Carbohydrate alterations in mutant biofilm cell walls are distinct from the extracellular matrix. (A) Representative images of biofilm cell wall ultrastructure, visualized using TEM. (Scale bars, 0.2 μm.) (B) The area of the cell wall was measured using ImageJ software. Values were normalized by the area of the total cell and are shown as a percentage of the reference strain. The mean and SEs from 10 individual cells are shown. (C) Cell wall carbohydrate composition was determined using gas chromatography.

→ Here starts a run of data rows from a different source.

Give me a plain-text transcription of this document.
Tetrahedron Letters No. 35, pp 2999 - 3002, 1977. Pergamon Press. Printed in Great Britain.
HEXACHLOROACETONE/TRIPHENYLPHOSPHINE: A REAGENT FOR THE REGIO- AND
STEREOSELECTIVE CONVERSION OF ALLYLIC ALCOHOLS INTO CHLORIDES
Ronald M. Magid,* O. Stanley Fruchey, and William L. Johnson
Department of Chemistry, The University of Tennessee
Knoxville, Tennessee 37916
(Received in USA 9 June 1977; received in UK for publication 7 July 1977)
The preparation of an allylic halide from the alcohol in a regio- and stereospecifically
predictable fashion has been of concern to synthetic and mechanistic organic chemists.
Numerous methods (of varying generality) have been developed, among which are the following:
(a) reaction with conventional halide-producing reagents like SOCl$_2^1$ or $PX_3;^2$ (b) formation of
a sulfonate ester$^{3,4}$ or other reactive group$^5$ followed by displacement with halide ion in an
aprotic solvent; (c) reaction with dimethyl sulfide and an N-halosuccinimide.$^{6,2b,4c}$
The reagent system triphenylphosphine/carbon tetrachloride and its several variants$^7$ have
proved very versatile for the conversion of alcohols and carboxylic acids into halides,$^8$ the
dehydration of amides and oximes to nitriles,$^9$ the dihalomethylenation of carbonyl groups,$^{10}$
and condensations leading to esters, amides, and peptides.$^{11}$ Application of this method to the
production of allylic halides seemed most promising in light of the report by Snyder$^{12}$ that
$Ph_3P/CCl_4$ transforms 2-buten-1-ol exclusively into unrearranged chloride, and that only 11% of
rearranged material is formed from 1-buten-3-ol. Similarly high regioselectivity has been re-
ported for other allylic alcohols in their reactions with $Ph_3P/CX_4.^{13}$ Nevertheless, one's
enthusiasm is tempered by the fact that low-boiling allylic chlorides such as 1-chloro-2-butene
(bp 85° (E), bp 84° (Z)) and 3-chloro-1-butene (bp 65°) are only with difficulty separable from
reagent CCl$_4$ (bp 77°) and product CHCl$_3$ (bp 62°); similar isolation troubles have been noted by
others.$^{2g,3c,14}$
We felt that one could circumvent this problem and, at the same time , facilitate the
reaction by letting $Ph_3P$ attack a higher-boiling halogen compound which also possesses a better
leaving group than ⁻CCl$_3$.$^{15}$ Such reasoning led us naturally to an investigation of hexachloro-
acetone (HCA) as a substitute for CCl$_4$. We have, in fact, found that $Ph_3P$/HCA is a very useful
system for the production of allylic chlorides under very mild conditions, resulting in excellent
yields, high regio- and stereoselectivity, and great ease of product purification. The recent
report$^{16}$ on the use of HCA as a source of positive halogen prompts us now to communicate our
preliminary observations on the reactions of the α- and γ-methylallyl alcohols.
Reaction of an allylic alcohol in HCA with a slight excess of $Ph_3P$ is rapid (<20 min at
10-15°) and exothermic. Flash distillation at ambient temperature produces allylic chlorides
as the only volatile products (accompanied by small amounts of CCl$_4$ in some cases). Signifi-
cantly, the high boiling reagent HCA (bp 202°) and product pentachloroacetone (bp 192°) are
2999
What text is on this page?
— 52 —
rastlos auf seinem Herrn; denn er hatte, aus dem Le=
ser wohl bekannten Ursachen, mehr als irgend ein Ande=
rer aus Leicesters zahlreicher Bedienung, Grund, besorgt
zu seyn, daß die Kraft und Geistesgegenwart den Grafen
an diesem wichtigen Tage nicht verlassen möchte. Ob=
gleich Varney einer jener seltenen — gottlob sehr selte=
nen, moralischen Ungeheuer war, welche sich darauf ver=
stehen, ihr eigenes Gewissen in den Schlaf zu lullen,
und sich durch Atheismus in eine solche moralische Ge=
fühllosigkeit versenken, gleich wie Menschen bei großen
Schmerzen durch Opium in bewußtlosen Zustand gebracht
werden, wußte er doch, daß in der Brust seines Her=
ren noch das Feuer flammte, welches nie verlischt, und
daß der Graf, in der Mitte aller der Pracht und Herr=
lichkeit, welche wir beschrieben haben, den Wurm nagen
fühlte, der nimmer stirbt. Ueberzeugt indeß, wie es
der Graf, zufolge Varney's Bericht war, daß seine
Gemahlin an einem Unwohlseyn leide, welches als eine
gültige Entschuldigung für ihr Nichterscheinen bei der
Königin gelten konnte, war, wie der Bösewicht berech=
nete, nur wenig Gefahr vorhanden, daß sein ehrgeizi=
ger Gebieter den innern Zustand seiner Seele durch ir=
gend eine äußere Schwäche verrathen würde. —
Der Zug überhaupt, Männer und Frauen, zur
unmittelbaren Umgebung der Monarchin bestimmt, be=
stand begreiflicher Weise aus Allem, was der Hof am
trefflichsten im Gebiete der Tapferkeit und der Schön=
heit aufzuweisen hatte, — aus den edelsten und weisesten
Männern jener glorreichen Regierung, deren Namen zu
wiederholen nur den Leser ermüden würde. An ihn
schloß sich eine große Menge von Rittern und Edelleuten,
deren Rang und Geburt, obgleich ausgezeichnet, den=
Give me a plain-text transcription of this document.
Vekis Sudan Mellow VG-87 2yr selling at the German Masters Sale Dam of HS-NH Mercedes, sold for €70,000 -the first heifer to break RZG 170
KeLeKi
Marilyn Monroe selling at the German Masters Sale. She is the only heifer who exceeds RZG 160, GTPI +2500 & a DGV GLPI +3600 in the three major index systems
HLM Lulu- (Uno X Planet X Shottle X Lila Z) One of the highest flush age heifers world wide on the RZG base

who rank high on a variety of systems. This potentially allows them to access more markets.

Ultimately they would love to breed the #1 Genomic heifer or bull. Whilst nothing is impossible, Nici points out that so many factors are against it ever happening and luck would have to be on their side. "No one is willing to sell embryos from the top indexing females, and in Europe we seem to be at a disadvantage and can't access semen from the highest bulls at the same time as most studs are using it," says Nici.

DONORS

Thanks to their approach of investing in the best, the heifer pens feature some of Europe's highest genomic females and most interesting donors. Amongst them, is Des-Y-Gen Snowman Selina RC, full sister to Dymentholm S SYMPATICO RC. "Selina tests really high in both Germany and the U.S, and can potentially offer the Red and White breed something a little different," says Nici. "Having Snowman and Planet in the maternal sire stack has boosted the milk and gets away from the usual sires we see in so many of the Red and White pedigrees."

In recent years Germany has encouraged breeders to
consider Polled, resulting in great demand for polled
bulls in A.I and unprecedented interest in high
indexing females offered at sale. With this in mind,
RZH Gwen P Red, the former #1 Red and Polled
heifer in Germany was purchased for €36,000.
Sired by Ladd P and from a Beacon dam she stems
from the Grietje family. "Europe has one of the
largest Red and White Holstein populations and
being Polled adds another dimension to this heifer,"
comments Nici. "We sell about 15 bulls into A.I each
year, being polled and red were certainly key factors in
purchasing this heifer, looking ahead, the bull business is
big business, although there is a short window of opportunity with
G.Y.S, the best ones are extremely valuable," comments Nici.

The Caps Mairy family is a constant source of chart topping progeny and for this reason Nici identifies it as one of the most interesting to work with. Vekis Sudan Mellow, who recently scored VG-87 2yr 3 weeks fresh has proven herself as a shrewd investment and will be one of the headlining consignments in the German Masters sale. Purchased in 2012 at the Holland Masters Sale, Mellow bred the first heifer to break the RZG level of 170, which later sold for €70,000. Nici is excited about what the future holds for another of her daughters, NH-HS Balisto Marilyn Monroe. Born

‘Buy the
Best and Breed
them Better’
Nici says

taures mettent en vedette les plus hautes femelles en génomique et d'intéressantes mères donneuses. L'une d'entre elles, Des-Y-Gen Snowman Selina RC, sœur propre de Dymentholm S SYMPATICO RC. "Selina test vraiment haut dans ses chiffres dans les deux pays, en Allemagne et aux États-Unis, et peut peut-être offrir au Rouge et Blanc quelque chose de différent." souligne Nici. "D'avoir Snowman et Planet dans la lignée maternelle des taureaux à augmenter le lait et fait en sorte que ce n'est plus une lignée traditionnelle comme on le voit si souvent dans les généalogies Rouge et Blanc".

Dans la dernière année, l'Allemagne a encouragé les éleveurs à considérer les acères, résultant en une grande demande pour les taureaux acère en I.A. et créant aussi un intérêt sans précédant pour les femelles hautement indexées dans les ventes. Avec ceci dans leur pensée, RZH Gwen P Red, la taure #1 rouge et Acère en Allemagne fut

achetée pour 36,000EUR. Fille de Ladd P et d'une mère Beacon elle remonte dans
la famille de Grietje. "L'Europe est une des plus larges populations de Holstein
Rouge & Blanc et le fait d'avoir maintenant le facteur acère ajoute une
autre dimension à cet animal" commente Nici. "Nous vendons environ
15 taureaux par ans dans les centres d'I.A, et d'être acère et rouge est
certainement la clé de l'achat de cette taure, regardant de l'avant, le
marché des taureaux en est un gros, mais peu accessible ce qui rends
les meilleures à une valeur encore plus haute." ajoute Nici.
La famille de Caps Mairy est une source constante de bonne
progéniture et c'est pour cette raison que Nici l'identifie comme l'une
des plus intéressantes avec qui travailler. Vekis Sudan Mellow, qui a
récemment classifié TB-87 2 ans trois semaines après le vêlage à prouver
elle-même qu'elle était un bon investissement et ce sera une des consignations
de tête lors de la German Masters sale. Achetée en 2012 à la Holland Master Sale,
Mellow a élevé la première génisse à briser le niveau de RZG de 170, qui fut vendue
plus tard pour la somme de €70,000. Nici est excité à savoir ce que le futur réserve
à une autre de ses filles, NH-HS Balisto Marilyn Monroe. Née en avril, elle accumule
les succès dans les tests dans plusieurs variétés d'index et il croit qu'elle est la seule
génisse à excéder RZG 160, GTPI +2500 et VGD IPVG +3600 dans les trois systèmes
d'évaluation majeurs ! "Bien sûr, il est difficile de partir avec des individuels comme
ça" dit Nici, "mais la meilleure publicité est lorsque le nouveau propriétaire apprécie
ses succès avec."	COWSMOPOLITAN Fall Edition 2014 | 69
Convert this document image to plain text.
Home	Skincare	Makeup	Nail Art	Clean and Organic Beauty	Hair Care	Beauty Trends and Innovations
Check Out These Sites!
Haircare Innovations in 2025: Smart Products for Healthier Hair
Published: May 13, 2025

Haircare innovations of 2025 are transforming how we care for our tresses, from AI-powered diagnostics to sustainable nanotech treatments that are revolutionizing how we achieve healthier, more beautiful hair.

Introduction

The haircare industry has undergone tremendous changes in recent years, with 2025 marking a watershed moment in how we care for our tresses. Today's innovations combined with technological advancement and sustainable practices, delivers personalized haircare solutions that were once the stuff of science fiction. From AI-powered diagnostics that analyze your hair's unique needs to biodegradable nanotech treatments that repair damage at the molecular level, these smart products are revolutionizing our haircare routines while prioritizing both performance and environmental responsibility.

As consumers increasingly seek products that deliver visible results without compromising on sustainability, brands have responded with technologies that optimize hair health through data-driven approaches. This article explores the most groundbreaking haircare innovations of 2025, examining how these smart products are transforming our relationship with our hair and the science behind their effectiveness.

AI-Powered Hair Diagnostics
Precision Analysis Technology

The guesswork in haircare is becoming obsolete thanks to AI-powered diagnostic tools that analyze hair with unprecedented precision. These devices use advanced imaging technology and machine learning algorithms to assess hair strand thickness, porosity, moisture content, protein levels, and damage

The percentage of the total carbohydrates in each sample comprised of mannose and glucose is shown.

Fig. 3.

Interactions of extracellular matrix carbohydrates are required for biofilm antifungal resistance. (A) The percent of reduction in biofilm formation following 48-h treatment with 1,000 μg/mL fluconazole compared with untreated biofilms, as quantified using the 96-well XTT assay. The null mutant (Δ/Δ) and complemented strain (Δ/Δ + comp) are shown for each gene of interest. For FKS1, the TET-FKS1 strain is shown in place of a homozygous mutant, and the heterozygote strain is shown in place of a complemented strain. The minimum inhibitory concentration (MIC) of fluconazole for planktonic cells of the Δ/Δ strains is shown below. (B) Biofilms were treated with pharmacological inhibitors or enzymes both with and without 1,000 μg/mL fluconazole. Experiments used the same parameters as for the experiments in Fig. 1C, but in a 96-well plate format for quantification with the XTT assay. (C) Biofilms were grown for 48 h and then exposed to ³H-fluconazole. Extracellular matrix was isolated for scintillation counting, and the cpm for each mutant strain was compared with the reference strain. The figure represents the mean from three technical replicates. Asterisks indicate values were significantly different from the reference strain, based on ANOVA with pairwise comparisons using the Holm–Sidak method (P < 0.001). SEs are shown for all panels.

Fig. 4.

Mixed mutant biofilms have restoration of extracellular matrix structure and function. Different combinations of a mannan mutant (mnn9Δ/Δ), a β-1,6 glucan mutant (kre5Δ/Δ), and a β-1,3 glucan synthase mutant (TET-FKS1) were used in equal number to inoculate mixed biofilms. Assays were performed as previously described: (A) SEM, (B) matrix carbohydrate content (P < 0.05), (C) biofilm reduction following fluconazole treatment (P < 0.005), and (D) matrix fluconazole sequestration (P < 0.005). Data for single-mutant biofilms previously presented in Fig. 1 are shown here for reference. Asterisks indicate the mixed mutant biofilm values are significantly different from their corresponding single mutant values. (E) The mnn9Δ/Δ and kre5 Δ/Δ mixed biofilm was tested in vivo using a rat central venous catheter model, with the effects of fluconazole or saline treatment compared with the reference and single mutant biofilms. Biofilms were quantified using viable cell counts following treatment (P < 0.006). Statistical analyses are based on ANOVA using pairwise comparisons with the Holm–Sidak method. Mean and SEs are shown.